*This is a collaborative guest post*
There’s a big story on the BBC news site this week about something that affects thousands of women. It’s a word many people may never have heard before and even wonder how to pronounce, but the coverage it’s getting is really important.
In this short post, I thought it would be a good idea to give some information about what it is, how to spot some of the symptoms, and some of the options out there for women who are experiencing it. I’m hoping it can help you gain some knowledge on the subject, and understand why it’s such an important issue that needs more awareness.
Photo by Yuris Alhumaydy on Unsplash
So what is endometriosis?
It is a condition where cells around the lining of the womb (most commonly in the Fallopian tubes) act as though they’re inside the womb. This means that when the time of the month comes, they think it’s time for the cells to break down and bleed out. Only in this instance, they can’t bleed out. Instead they affect surrounding tissue and cause unbearable pain in many cases.
It can put a massive strain on a woman’s body. Just think about the surrounding organs in that part of the body. A breakdown anywhere near the bladder or bowel can cause long-term damage, especially when there is a constant cycle of internal bleeding that leads to inflammation around those body parts. Scar tissue is one of the common knock-on effects of endometriosis.

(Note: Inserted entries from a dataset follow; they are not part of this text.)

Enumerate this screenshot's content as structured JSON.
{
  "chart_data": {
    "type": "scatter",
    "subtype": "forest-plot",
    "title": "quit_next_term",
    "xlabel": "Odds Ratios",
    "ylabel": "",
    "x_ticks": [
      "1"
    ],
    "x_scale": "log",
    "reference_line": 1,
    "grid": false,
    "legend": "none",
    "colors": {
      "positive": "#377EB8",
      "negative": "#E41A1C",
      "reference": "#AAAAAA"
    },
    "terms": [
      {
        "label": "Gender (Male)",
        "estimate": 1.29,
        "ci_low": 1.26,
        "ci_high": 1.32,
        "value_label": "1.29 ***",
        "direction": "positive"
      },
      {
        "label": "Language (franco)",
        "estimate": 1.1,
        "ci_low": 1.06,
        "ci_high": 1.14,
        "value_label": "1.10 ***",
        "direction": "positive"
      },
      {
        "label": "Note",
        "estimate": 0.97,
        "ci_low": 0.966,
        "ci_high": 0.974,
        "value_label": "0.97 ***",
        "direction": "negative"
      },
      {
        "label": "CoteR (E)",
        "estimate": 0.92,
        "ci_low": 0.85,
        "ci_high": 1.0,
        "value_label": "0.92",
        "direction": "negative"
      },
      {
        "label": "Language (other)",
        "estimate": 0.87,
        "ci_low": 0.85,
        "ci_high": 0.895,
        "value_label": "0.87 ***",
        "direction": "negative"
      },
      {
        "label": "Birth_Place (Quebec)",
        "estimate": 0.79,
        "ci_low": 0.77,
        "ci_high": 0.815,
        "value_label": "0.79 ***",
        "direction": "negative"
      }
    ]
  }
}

What causes endometriosis?
The biggest problem right now is that there is no known cause for the illness, and many women are misdiagnosed before getting a definite correct diagnosis.
How many women are affected by endometriosis?
It’s estimated that around 1.5 million women in the UK are affected by endometriosis at some point in their lives, mostly when it comes to the point in life that a woman would be considered as being child-bearing age.
What are some of the symptoms?
Symptoms that women who may have endometriosis include:
- Pelvic pain during your period
- Pain during sex
- A massive drain on energy during your period
- Blood in urine during your period
There are other symptoms, too, but it should be noted that they could relate to any number of issues and shouldn’t be seen as a definite – if you are concerned then definitely head to your GP for advice.
Photo by Sydney Sims on Unsplash
What are the hurdles for women who may have Endometriosis?
A lack of resources is the main obstacle. For example, women in Wales are expected to wait at least a year to get surgery after a consultation (the Welsh government’s target is 36 weeks), while women in Northern Ireland have no access at all to endometriosis consultancy in their country, with many having fly over to England to meet with a specialist at their own cost.
There’s also the issue that there aren’t enough specialist consultants in the UK. That’s why specialist clinics like OneWelbeck in London are creating centres specifically for Women’s Health. When Endometriosis is (according to Endometriosis UK) something that 1 in 10 women will have in their lives, it’s surprising there isn’t more focus on helping women get much-needed help.
How is endometriosis diagnosed?
The main reason for such a long wait is because of the way the illness is diagnosed. The only way to know for sure that someone has it is to carry out a laparoscopy – a small camera is inserted to check the womb’s lining for signs of cell breakdown and blood.
It’s also quite hard to judge that a diagnosis is conclusive, and many women will suffer for years before getting confirmation.
What should you do if you think you have endometriosis?
The first thing is to make sure you don’t jump to conclusions. See a GP and get checked out thoroughly as your symptoms could be a sign of something else. You can also contact the Endometriosis UK helpline which is open throughout the week. You can call them for advice on 0808 808 2227.